Short Physical Performance Battery (SPPB) is a multi-component measure of
lower extremity function that is assessed by measures of standing balance,
walking
speed, and ability to rise from a chair, rated on a scale of 0-4. Walk test is
an
assessment of lower extremity function that times how long it takes a patient
to walk a
certain distance. Leg Press measures leg strength using weights and assessment
of
force. Multiple scales and systems are used in the art to qualitatively assess
a patient's
quality of life. Dual-energy X-ray absorptiometry (DEXA) is a measure of
estimated
skeletal muscle mass.
A number of assays in animals can also be used to demonstrate changes in
muscle mass and muscle strength, and muscle function.

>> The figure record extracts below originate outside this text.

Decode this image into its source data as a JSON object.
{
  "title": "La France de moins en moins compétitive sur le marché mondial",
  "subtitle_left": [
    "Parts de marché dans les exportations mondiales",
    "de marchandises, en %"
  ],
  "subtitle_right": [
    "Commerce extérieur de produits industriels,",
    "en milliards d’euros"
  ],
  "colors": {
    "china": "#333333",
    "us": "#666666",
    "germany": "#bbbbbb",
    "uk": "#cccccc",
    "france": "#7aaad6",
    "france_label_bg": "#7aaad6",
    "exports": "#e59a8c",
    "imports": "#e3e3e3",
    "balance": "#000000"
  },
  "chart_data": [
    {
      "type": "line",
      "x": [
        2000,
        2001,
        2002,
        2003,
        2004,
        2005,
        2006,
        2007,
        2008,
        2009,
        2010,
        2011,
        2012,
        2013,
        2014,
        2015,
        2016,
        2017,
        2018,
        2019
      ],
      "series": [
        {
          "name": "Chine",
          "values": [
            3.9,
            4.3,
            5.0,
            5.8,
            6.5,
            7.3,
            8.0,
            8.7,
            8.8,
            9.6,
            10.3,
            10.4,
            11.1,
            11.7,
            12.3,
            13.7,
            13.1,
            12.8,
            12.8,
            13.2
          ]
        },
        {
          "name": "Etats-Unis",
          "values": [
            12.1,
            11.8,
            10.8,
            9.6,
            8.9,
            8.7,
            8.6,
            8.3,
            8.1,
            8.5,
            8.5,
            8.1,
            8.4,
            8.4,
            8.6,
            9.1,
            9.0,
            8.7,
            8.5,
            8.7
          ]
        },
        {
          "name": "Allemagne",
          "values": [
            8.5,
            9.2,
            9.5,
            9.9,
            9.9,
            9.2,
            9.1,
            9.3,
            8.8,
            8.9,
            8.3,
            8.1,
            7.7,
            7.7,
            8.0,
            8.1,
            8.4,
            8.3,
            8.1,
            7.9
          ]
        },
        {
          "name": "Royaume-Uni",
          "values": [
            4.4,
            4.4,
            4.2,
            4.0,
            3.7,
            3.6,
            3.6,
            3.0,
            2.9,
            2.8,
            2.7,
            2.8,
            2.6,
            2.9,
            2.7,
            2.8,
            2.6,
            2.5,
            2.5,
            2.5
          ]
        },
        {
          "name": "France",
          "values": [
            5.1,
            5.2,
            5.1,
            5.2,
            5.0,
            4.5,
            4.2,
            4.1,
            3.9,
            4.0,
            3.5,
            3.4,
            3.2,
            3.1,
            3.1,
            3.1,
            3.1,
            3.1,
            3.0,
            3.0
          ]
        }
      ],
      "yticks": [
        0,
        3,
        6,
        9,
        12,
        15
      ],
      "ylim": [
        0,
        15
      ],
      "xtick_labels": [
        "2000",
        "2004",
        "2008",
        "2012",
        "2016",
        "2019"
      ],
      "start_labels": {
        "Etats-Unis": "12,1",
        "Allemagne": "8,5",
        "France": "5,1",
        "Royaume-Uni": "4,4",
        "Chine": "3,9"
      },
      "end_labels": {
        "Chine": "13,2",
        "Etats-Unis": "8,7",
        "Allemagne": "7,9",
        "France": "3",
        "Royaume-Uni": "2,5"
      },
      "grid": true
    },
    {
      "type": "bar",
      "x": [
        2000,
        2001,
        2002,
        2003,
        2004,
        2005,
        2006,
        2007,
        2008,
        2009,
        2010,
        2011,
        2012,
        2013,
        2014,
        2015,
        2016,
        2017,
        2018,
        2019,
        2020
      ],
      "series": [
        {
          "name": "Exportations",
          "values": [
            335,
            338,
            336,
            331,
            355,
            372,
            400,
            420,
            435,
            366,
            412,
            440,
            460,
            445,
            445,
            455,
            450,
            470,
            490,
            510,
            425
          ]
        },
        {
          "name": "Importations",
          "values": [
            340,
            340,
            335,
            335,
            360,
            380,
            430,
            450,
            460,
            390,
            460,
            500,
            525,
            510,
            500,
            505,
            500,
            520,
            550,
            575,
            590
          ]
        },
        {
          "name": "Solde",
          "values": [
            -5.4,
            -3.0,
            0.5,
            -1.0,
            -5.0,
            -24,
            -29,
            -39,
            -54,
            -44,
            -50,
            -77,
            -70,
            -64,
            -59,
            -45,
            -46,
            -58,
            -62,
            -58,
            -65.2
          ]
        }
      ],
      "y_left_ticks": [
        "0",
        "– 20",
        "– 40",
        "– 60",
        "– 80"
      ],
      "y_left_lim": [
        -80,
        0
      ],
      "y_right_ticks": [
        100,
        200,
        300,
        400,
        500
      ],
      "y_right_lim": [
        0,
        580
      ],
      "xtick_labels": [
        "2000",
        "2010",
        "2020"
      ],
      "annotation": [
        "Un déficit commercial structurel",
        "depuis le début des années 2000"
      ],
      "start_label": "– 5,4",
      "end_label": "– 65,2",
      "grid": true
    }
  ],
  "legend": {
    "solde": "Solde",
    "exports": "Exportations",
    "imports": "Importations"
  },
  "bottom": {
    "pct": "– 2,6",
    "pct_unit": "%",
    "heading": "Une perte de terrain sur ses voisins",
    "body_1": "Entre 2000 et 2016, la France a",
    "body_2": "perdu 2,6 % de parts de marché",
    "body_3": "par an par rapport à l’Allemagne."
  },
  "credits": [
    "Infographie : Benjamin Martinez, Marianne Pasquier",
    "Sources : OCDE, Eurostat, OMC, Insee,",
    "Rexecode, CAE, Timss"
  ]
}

For example, the grip
strength
test measures an animal's strength when pulled against a grip strength meter.
The
inclined plane test measures an animal's ability to suspend itself. The swim
test
measures functional ability through a representative activity, for example
swimming,
and is similar to the walk test in humans. The Hindlimb Exertion Force Test
(HEFT)
measures the maximum force exerted following applied tail stimulus. Other
physical
performance tests in animals include walking speed and wheel running. These
tests/models can be used alone or in any combination.

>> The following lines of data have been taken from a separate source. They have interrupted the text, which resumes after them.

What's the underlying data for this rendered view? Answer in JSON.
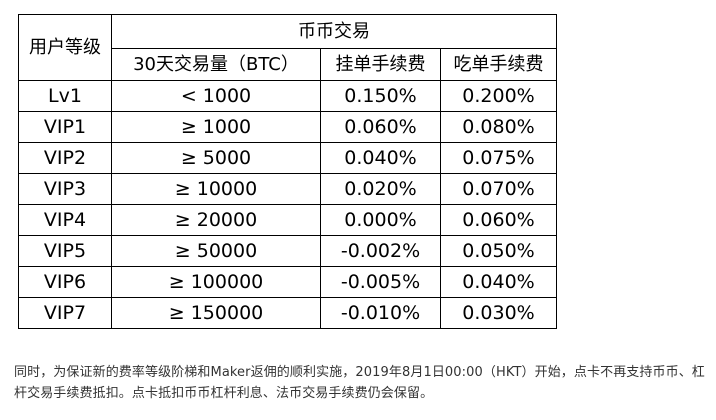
{
  "table": {
    "header": {
      "level": "用户等级",
      "group": "币币交易",
      "volume": "30天交易量（BTC）",
      "maker": "挂单手续费",
      "taker": "吃单手续费"
    },
    "rows": [
      {
        "level": "Lv1",
        "volume": "< 1000",
        "maker": "0.150%",
        "taker": "0.200%"
      },
      {
        "level": "VIP1",
        "volume": "≥ 1000",
        "maker": "0.060%",
        "taker": "0.080%"
      },
      {
        "level": "VIP2",
        "volume": "≥ 5000",
        "maker": "0.040%",
        "taker": "0.075%"
      },
      {
        "level": "VIP3",
        "volume": "≥ 10000",
        "maker": "0.020%",
        "taker": "0.070%"
      },
      {
        "level": "VIP4",
        "volume": "≥ 20000",
        "maker": "0.000%",
        "taker": "0.060%"
      },
      {
        "level": "VIP5",
        "volume": "≥ 50000",
        "maker": "-0.002%",
        "taker": "0.050%"
      },
      {
        "level": "VIP6",
        "volume": "≥ 100000",
        "maker": "-0.005%",
        "taker": "0.040%"
      },
      {
        "level": "VIP7",
        "volume": "≥ 150000",
        "maker": "-0.010%",
        "taker": "0.030%"
      }
    ]
  },
  "note": "同时，为保证新的费率等级阶梯和Maker返佣的顺利实施，2019年8月1日00:00（HKT）开始，点卡不再支持币币、杠杆交易手续费抵扣。点卡抵扣币币杠杆利息、法币交易手续费仍会保留。"
}
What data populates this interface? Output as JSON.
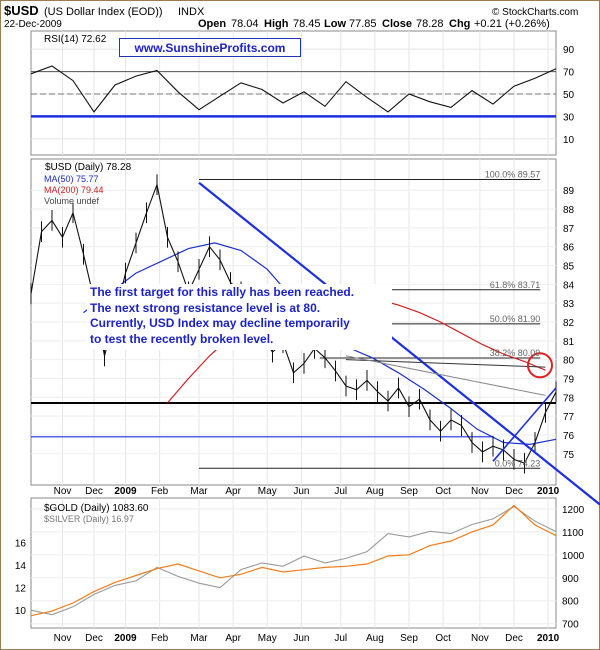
{
  "header": {
    "symbol": "$USD",
    "name": "(US Dollar Index (EOD))",
    "exchange": "INDX",
    "date": "22-Dec-2009",
    "open_label": "Open",
    "open": "78.04",
    "high_label": "High",
    "high": "78.45",
    "low_label": "Low",
    "low": "77.85",
    "close_label": "Close",
    "close": "78.28",
    "chg_label": "Chg",
    "chg": "+0.21 (+0.26%)",
    "copyright": "© StockCharts.com"
  },
  "rsi_panel": {
    "label": "RSI(14) 72.62",
    "url_label": "www.SunshineProfits.com",
    "ticks": [
      "90",
      "70",
      "50",
      "30",
      "10"
    ]
  },
  "main_panel": {
    "label": "$USD (Daily) 78.28",
    "ma50_label": "MA(50) 75.77",
    "ma200_label": "MA(200) 79.44",
    "volume_label": "Volume undef",
    "fib": [
      {
        "label": "100.0% 89.57",
        "value": 89.57
      },
      {
        "label": "61.8% 83.71",
        "value": 83.71
      },
      {
        "label": "50.0% 81.90",
        "value": 81.9
      },
      {
        "label": "38.2% 80.09",
        "value": 80.09
      },
      {
        "label": "0.0% 74.23",
        "value": 74.23
      }
    ],
    "annotation": [
      "The first target for this rally has been reached.",
      "The next strong resistance level is at 80.",
      "Currently, USD Index may decline temporarily",
      "to test the recently broken level."
    ]
  },
  "bottom_panel": {
    "gold_label": "$GOLD (Daily) 1083.60",
    "silver_label": "$SILVER (Daily) 16.97",
    "right_ticks": [
      "1200",
      "1100",
      "1000",
      "900",
      "800",
      "700"
    ],
    "left_ticks": [
      "16",
      "14",
      "12",
      "10"
    ]
  },
  "x_axis": [
    "Nov",
    "Dec",
    "2009",
    "Feb",
    "Mar",
    "Apr",
    "May",
    "Jun",
    "Jul",
    "Aug",
    "Sep",
    "Oct",
    "Nov",
    "Dec",
    "2010"
  ],
  "colors": {
    "price": "#111111",
    "ma50": "#1a2fcc",
    "ma200": "#cc2222",
    "trend": "#1d2fe0",
    "gold": "#f07d1a",
    "silver": "#9a9a9a",
    "circle": "#e02020",
    "bg_tint": "#ffffff"
  },
  "chart_data": [
    {
      "type": "line",
      "title": "RSI(14) 72.62",
      "ylim": [
        0,
        100
      ],
      "yticks": [
        90,
        70,
        50,
        30,
        10
      ],
      "series": [
        {
          "name": "RSI(14) 72.62",
          "x": [
            0,
            0.04,
            0.08,
            0.12,
            0.16,
            0.2,
            0.24,
            0.28,
            0.32,
            0.36,
            0.4,
            0.44,
            0.48,
            0.52,
            0.56,
            0.6,
            0.64,
            0.68,
            0.72,
            0.76,
            0.8,
            0.84,
            0.88,
            0.92,
            0.96,
            1.0
          ],
          "values": [
            68,
            75,
            62,
            34,
            58,
            66,
            71,
            52,
            36,
            48,
            60,
            54,
            42,
            52,
            39,
            61,
            47,
            34,
            50,
            43,
            38,
            53,
            41,
            57,
            64,
            72.62
          ]
        }
      ]
    },
    {
      "type": "line",
      "title": "$USD (Daily) 78.28",
      "ylim": [
        73.5,
        90.5
      ],
      "yticks": [
        89,
        88,
        87,
        86,
        85,
        84,
        83,
        82,
        81,
        80,
        79,
        78,
        77,
        76,
        75
      ],
      "categories": [
        "Nov",
        "Dec",
        "2009",
        "Feb",
        "Mar",
        "Apr",
        "May",
        "Jun",
        "Jul",
        "Aug",
        "Sep",
        "Oct",
        "Nov",
        "Dec",
        "2010"
      ],
      "series": [
        {
          "name": "$USD (Daily) 78.28",
          "x": [
            0,
            0.02,
            0.04,
            0.06,
            0.08,
            0.1,
            0.12,
            0.14,
            0.16,
            0.18,
            0.2,
            0.22,
            0.24,
            0.26,
            0.28,
            0.3,
            0.32,
            0.34,
            0.36,
            0.38,
            0.4,
            0.42,
            0.44,
            0.46,
            0.48,
            0.5,
            0.52,
            0.54,
            0.56,
            0.58,
            0.6,
            0.62,
            0.64,
            0.66,
            0.68,
            0.7,
            0.72,
            0.74,
            0.76,
            0.78,
            0.8,
            0.82,
            0.84,
            0.86,
            0.88,
            0.9,
            0.92,
            0.94,
            0.96,
            0.98,
            1.0
          ],
          "values": [
            83.5,
            86.8,
            87.4,
            86.5,
            87.8,
            85.6,
            83.2,
            80.2,
            82.3,
            84.6,
            86.2,
            87.8,
            89.3,
            86.5,
            85.2,
            83.6,
            84.8,
            86.0,
            85.3,
            84.1,
            83.6,
            83.0,
            81.2,
            80.4,
            80.9,
            79.3,
            79.8,
            80.6,
            80.1,
            79.4,
            78.6,
            78.4,
            78.9,
            78.3,
            77.8,
            78.5,
            77.5,
            77.9,
            76.8,
            76.2,
            76.8,
            76.5,
            75.6,
            75.1,
            75.4,
            75.2,
            74.7,
            74.5,
            75.6,
            77.2,
            78.28
          ]
        },
        {
          "name": "MA(50) 75.77",
          "x": [
            0.1,
            0.2,
            0.3,
            0.35,
            0.4,
            0.45,
            0.5,
            0.55,
            0.6,
            0.65,
            0.7,
            0.75,
            0.8,
            0.85,
            0.9,
            0.95,
            1.0
          ],
          "values": [
            82.5,
            84.6,
            85.9,
            86.2,
            85.8,
            84.8,
            83.2,
            81.7,
            80.7,
            80.1,
            79.3,
            78.4,
            77.4,
            76.3,
            75.6,
            75.5,
            75.77
          ]
        },
        {
          "name": "MA(200) 79.44",
          "x": [
            0.26,
            0.3,
            0.34,
            0.38,
            0.42,
            0.46,
            0.5,
            0.54,
            0.58,
            0.62,
            0.66,
            0.7,
            0.74,
            0.78,
            0.82,
            0.86,
            0.9,
            0.94,
            0.98
          ],
          "values": [
            77.7,
            79.0,
            80.2,
            81.2,
            82.0,
            82.7,
            83.2,
            83.4,
            83.5,
            83.4,
            83.2,
            82.9,
            82.5,
            82.0,
            81.4,
            80.8,
            80.3,
            79.9,
            79.44
          ]
        }
      ]
    },
    {
      "type": "line",
      "title": "$GOLD (Daily) 1083.60",
      "ylim": [
        690,
        1230
      ],
      "yticks": [
        1200,
        1100,
        1000,
        900,
        800,
        700
      ],
      "series": [
        {
          "name": "$GOLD (Daily) 1083.60",
          "x": [
            0,
            0.04,
            0.08,
            0.12,
            0.16,
            0.2,
            0.24,
            0.28,
            0.32,
            0.36,
            0.4,
            0.44,
            0.48,
            0.52,
            0.56,
            0.6,
            0.64,
            0.68,
            0.72,
            0.76,
            0.8,
            0.84,
            0.88,
            0.92,
            0.96,
            1.0
          ],
          "values": [
            735,
            755,
            790,
            840,
            880,
            910,
            940,
            960,
            930,
            900,
            915,
            945,
            925,
            935,
            945,
            950,
            960,
            995,
            1000,
            1040,
            1060,
            1100,
            1130,
            1215,
            1130,
            1083.6
          ]
        },
        {
          "name": "$SILVER (Daily) 16.97",
          "x": [
            0,
            0.04,
            0.08,
            0.12,
            0.16,
            0.2,
            0.24,
            0.28,
            0.32,
            0.36,
            0.4,
            0.44,
            0.48,
            0.52,
            0.56,
            0.6,
            0.64,
            0.68,
            0.72,
            0.76,
            0.8,
            0.84,
            0.88,
            0.92,
            0.96,
            1.0
          ],
          "values": [
            10.0,
            9.6,
            10.3,
            11.4,
            12.2,
            12.6,
            13.8,
            13.0,
            12.4,
            12.0,
            13.6,
            14.2,
            13.9,
            14.8,
            14.2,
            14.6,
            15.2,
            16.8,
            16.5,
            17.0,
            16.8,
            17.6,
            18.1,
            19.2,
            17.9,
            16.97
          ]
        }
      ]
    }
  ]
}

A High Fat Diet (HFD) induced insulin resistance mouse model may be used
as a model for obesity.
Glucocorticoids are commonly used in the treatment of a vast array of chronic
inflammatory illnesses, such as systemic lupus erythematosus, sarcoidosis,
rheumatoid arthritis, and bronchial asthma. However, administration of high
doses of
glucocorticoids causes muscle atrophy in human and animals. Similarly,
hypercortisolism plays a major role in muscle atrophy in Cushing's disease.
Dexamethasone (dex)-induced muscle atrophy is associated with a dose-dependent
marked induction of muscle myostatin mRNA and protein expression (Ma K, et al.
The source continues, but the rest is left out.